Professor David James Pinato, Director of Developmental Cancer Therapeutics at Imperial College London, brought the medical oncology perspective. His research on neoadjuvant immunotherapy in liver cancer has shown that checkpoint inhibitors before surgery can reduce disease burden and may improve relapse rates.
Patient selection and multidisciplinary imperative
The open question is patient selection. "We're doing a lot of work on biomarkers of the disease, and to try and identify who are the patients that respond and don't respond to immunotherapy, and this is an ongoing effort in this field," he said at the congress.
Dr. Brad Wood, director of the Center for Interventional Oncology and chief of interventional radiology at the U.S. National Institutes of Health, referenced a recent trial combining cryoablation with an immunotherapy cocktail that reported high response rates in otherwise resistant metastatic prostate cancer.
On the broader role of artificial intelligence he said: "I think AI is going to play a role as an augmentation tool. Being able to leverage the data and knowing what patient is going to respond when and who's susceptible to what treatment has moved to a whole different era with the onset of multimodal agentic AI."
Prof. Dr. med. Thomas Helmberger, Head of the Institute for Diagnostic and Interventional Radiology, Neuroradiology and Nuclear Medicine at München Klinik Bogenhausen, addressed the patient selection challenge that underpins all of this.
"Should we, or can we, apply all these techniques to all types of tumors? Basically, yes, but it should be meaningful and useful." The decision, he said, belongs in a multidisciplinary tumor board that weighs disease type, extent, and treatment intent together.
Ambition as a clinical strategy
For hepatocellular carcinoma, Prof. Laura Crocetti, MD, PhD, EBIR, an associate professor in the division of interventional radiology at the University of Pisa, described how that works in practice -- tumor board discussion for every patient, ablation and surgery considered equivalent first-line options up to three centimeters, with liver function, fibrosis severity, and tumor location all factoring into the final choice.
Dr. Jean Palussière, ECIO 2026 chairperson and interventional radiologist at Institut Bergonié in Bordeaux, framed the congress's broader direction. "We have to be clinical as much as possible, and not only a technique, that's very important," he said.

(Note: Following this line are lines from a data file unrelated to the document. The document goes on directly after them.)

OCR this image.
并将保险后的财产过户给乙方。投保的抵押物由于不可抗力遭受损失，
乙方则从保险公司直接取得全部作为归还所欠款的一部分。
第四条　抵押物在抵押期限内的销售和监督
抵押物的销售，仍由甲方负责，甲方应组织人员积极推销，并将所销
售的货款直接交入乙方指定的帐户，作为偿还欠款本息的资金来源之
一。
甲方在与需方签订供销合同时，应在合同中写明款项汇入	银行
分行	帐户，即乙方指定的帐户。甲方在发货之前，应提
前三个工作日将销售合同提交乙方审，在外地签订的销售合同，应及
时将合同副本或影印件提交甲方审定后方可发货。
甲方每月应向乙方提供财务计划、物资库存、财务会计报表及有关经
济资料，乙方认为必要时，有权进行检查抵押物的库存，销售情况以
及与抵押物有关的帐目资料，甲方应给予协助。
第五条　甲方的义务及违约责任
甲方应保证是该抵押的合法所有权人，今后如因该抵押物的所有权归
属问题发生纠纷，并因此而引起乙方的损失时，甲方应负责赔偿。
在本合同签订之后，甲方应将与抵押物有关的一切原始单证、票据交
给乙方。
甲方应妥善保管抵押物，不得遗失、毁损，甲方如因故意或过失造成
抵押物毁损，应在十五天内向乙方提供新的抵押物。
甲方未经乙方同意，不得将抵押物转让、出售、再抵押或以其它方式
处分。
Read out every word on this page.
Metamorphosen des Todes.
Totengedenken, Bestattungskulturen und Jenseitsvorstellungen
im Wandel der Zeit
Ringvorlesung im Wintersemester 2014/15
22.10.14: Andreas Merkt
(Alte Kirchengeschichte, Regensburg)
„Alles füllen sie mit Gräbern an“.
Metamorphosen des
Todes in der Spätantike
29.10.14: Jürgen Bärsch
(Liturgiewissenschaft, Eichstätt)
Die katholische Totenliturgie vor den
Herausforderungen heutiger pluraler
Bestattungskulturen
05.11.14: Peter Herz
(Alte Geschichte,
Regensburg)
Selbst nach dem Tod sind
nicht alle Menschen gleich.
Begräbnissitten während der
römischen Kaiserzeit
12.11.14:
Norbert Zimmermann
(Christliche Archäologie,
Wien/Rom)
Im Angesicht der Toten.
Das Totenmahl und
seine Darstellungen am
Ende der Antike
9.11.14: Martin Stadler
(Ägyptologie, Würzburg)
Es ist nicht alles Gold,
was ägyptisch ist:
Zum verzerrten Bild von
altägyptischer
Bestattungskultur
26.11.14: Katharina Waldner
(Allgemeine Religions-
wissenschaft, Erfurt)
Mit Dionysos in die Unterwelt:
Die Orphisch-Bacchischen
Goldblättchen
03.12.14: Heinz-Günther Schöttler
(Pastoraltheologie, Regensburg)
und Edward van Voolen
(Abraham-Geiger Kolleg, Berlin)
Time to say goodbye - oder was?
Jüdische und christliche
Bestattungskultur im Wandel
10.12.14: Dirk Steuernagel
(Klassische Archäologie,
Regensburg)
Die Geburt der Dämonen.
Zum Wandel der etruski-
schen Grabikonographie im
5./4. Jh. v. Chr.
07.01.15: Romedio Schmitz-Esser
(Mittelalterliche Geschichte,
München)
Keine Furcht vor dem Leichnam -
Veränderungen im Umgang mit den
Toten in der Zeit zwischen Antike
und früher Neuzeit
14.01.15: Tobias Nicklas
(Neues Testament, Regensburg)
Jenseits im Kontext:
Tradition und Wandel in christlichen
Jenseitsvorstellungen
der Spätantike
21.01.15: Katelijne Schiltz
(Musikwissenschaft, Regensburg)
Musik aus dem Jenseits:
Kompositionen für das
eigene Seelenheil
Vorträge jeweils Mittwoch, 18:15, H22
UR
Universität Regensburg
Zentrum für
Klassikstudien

ECIO 2026 brought together interventional oncologists, medical oncologists, and researchers from across the globe to shape the next phase of the specialty.CIRSEsociety
That meant integrating medical oncologists into faculty panels, expanding the breast cryoablation program, and running a dedicated patient communication workshop. "We need to have with the patient pre and after the intervention in order to follow the patient, it's crucial for us."
The honorary lecture at ECIO 2026, the inaugural Thierry De Baère Lecture, was delivered by Prof. Afshin Gangi, MD, PhD, chairman of radiology and nuclear medicine at the University Hospital of Strasbourg. Reflecting on a career shaped by early resistance to tools now considered standard, Gangi addressed the tension between ambition and caution that runs through the field.
"The real issue is fear of the unknown," he told attendees. He described interventional MRI as an important goal the field should pursue without apology, and closed with the words: "Be ambitious. Don't go to your CEO asking for 100,000. Go asking for millions. If your vision is strong enough, they will listen."
ECIO 2027 will take place in Palma de Mallorca, Spain, from 1 to 5 May.